Und das Elektrofestival Origen Fest hat die Saison mit drei ausverkauften Events abgeschlossen. „Wir hatten den Eindruck, dass die elektronische Musik in den vergangenen Jahren auf Mallorca etwas stiefmütterlich behandelt wurde", sagt Felipe Menéndez. „Der Erfolg von Origen zeigt uns, dass es durchaus eine Nachfrage gibt."

Ana Espina hat ihre eigene Art gefunden, das Risiko zu minimieren. In ihrer Open-Air-Konzertreihe Sons de Nit in verschiedenen Locations auf der Insel sucht sie gar nicht erst das große Publikum. „Die Kapazität bei unseren Konzerten liegt zwischen 200 und 700 Zuschauern." Sie präsentiert lokale und internationale Künstler. In diesem Jahr holte sie die 80er-Jahre-Band Echo & The Bunnymen nach Pollença (11.8.). „Da sind sogar auch einige Urlauber gekommen", freut sie sich.

Großer Vertrauensverlust

Die meisten Veranstalter sind sich darin einig, dass es in diesem Sommer ein Überangebot an Livemusik auf Mallorca gab. „Der Markt war überfordert", sagt Roland Michael. Er habe aus diesem Grund das für den 10.8. geplante Konzert der Les Humphries Singers in Port Adriano abgesagt.

Einig sind sich alle Veranstalter darin, dass die Konzertabsagen der gesamten Branche auf der Insel schaden. „Die Absagen führen zu einem erheblichen Vertrauensverlust", sagt Roland Michael. „Zum einen beim Publikum, weil eine Unsicherheit entsteht, ob ein Konzert überhaupt stattfindet." Zum anderen bei den Managern der Künstler. Mallorca erhalte als Veranstaltungsort international einen schlechten Ruf.
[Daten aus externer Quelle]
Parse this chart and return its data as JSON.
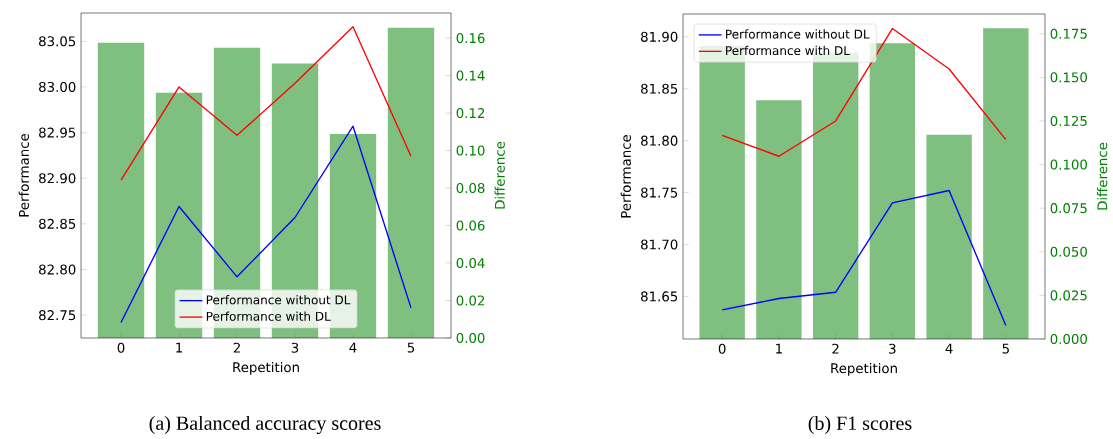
{
  "chart_data": [
    {
      "type": "line",
      "categories": [
        "0",
        "1",
        "2",
        "3",
        "4",
        "5"
      ],
      "xlabel": "Repetition",
      "ylabel": "Performance",
      "y2label": "Difference",
      "ylim": [
        82.725,
        83.081
      ],
      "yticks": [
        {
          "value": 82.75,
          "label": "82.75"
        },
        {
          "value": 82.8,
          "label": "82.80"
        },
        {
          "value": 82.85,
          "label": "82.85"
        },
        {
          "value": 82.9,
          "label": "82.90"
        },
        {
          "value": 82.95,
          "label": "82.95"
        },
        {
          "value": 83.0,
          "label": "83.00"
        },
        {
          "value": 83.05,
          "label": "83.05"
        }
      ],
      "y2lim": [
        0,
        0.1734
      ],
      "y2ticks": [
        {
          "value": 0,
          "label": "0.00"
        },
        {
          "value": 0.02,
          "label": "0.02"
        },
        {
          "value": 0.04,
          "label": "0.04"
        },
        {
          "value": 0.06,
          "label": "0.06"
        },
        {
          "value": 0.08,
          "label": "0.08"
        },
        {
          "value": 0.1,
          "label": "0.10"
        },
        {
          "value": 0.12,
          "label": "0.12"
        },
        {
          "value": 0.14,
          "label": "0.14"
        },
        {
          "value": 0.16,
          "label": "0.16"
        }
      ],
      "legend": "bottom",
      "annotations": [
        "(a) Balanced accuracy scores"
      ],
      "series": [
        {
          "type": "bar",
          "axis": "y2",
          "color": "#7fbf7f",
          "values": [
            0.1575,
            0.1308,
            0.1548,
            0.1465,
            0.1089,
            0.1655
          ]
        },
        {
          "name": "Performance without DL",
          "color": "#0000ff",
          "values": [
            82.742,
            82.869,
            82.792,
            82.857,
            82.957,
            82.758
          ]
        },
        {
          "name": "Performance with DL",
          "color": "#ff0000",
          "values": [
            82.898,
            83.0,
            82.947,
            83.004,
            83.066,
            82.924
          ]
        }
      ]
    },
    {
      "type": "line",
      "categories": [
        "0",
        "1",
        "2",
        "3",
        "4",
        "5"
      ],
      "xlabel": "Repetition",
      "ylabel": "Performance",
      "y2label": "Difference",
      "ylim": [
        81.609,
        81.922
      ],
      "yticks": [
        {
          "value": 81.65,
          "label": "81.65"
        },
        {
          "value": 81.7,
          "label": "81.70"
        },
        {
          "value": 81.75,
          "label": "81.75"
        },
        {
          "value": 81.8,
          "label": "81.80"
        },
        {
          "value": 81.85,
          "label": "81.85"
        },
        {
          "value": 81.9,
          "label": "81.90"
        }
      ],
      "y2lim": [
        0,
        0.1863
      ],
      "y2ticks": [
        {
          "value": 0,
          "label": "0.000"
        },
        {
          "value": 0.025,
          "label": "0.025"
        },
        {
          "value": 0.05,
          "label": "0.050"
        },
        {
          "value": 0.075,
          "label": "0.075"
        },
        {
          "value": 0.1,
          "label": "0.100"
        },
        {
          "value": 0.125,
          "label": "0.125"
        },
        {
          "value": 0.15,
          "label": "0.150"
        },
        {
          "value": 0.175,
          "label": "0.175"
        }
      ],
      "legend": "top left",
      "annotations": [
        "(b) F1 scores"
      ],
      "series": [
        {
          "type": "bar",
          "axis": "y2",
          "color": "#7fbf7f",
          "values": [
            0.168,
            0.1369,
            0.1642,
            0.1695,
            0.1171,
            0.1781
          ]
        },
        {
          "name": "Performance without DL",
          "color": "#0000ff",
          "values": [
            81.637,
            81.648,
            81.654,
            81.74,
            81.752,
            81.622
          ]
        },
        {
          "name": "Performance with DL",
          "color": "#ff0000",
          "values": [
            81.805,
            81.785,
            81.819,
            81.908,
            81.869,
            81.801
          ]
        }
      ]
    }
  ]
}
Gerade wenn wie bei Zaz der Eindruck entsteht, dass da unprofessionell gearbeitet wird, weil man die Künstlerin nicht rechtzeitig auf die Insel bringt und Eventualitäten, wie einem stornierten Flug, einen ganzen Abend platzen lässt. Roland Michael fürchtet, dass dies in Zukunft dazu führen könne, dass es schwerer wird, namhafte Künstler auf die Insel zu holen.

Bei OK Events wollte sich trotz mehrfacher Anfrage der MZ niemand zu den abgesagten Konzerten in diesem Sommer äußern. Die Person, die etwas dazu sagen könne, sei im Urlaub. Na dann, schöne Ferien.